If the U.S. imposes new tariffs on goods from certain countries, those countries likely would retaliate with new tariffs of their own, Anderson says. He also points out that when imports from one country have been subjected to tariffs in the past, substitutes have been imported from other countries rather than produced in the U.S.
Economic battles between countries that involve multiple rounds of aggressive and retaliatory tariffs are known as trade wars.
Economist Robert E. Scott says the problem for U.S. workers isn’t trade deals, but rather trade deficits, which are imbalances between imports and exports. Scott is director of trade and manufacturing policy research at the Economic Policy Institute, a Washington D.C.-based think tank.
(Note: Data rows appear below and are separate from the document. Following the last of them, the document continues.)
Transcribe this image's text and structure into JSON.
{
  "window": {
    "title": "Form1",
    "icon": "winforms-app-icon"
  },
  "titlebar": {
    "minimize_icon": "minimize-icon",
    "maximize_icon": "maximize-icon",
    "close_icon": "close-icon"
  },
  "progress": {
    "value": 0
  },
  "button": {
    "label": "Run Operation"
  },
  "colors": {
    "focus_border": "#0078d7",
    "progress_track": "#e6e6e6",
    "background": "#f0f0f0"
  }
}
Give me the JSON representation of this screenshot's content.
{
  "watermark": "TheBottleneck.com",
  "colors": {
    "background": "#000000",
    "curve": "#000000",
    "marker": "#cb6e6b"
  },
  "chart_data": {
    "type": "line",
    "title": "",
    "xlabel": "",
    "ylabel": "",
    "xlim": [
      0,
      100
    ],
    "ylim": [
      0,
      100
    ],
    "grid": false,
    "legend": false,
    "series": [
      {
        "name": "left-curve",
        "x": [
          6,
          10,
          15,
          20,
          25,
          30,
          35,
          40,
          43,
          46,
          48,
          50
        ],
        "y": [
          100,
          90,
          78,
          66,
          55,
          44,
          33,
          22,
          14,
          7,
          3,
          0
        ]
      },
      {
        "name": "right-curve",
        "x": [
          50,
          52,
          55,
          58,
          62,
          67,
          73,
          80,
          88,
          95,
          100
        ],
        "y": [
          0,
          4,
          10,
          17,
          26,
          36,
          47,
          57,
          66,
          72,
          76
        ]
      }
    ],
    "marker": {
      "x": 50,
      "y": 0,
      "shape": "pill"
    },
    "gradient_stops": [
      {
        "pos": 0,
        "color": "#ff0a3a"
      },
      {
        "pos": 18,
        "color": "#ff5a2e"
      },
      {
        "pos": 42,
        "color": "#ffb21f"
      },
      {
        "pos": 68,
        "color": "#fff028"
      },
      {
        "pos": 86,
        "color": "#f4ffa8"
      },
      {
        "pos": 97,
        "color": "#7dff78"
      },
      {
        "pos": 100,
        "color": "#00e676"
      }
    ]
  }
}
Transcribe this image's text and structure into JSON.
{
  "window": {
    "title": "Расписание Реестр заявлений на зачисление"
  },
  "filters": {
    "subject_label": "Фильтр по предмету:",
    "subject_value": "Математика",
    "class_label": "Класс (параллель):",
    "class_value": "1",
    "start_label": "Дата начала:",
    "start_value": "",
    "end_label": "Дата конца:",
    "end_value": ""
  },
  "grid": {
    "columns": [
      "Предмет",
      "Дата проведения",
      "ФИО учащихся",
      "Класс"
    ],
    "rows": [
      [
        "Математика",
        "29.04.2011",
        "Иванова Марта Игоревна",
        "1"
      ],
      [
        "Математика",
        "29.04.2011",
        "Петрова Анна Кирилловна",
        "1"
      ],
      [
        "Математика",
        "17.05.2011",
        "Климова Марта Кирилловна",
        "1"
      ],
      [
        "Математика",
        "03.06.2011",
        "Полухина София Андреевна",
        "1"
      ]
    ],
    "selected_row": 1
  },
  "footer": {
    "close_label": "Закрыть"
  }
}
In 2015, the U.S. imported $2.76 trillion and exported $2.26 trillion of goods and services, according to the U.S. Commerce Department.
Those imports and exports resulted in a trade deficit of $500 billion. The biggest chunk of that deficit, $367 billion, was with China, although other countries, including Japan and Germany, also exported more to the U.S. than they imported from the U.S.
But trade wars aren’t the answer. “We need to recapture some of that domestic demand,” Scott says. “Focusing on tariffs and cutting imports is likely to lead to trade wars and more tariffs, pushing the economy into recession.”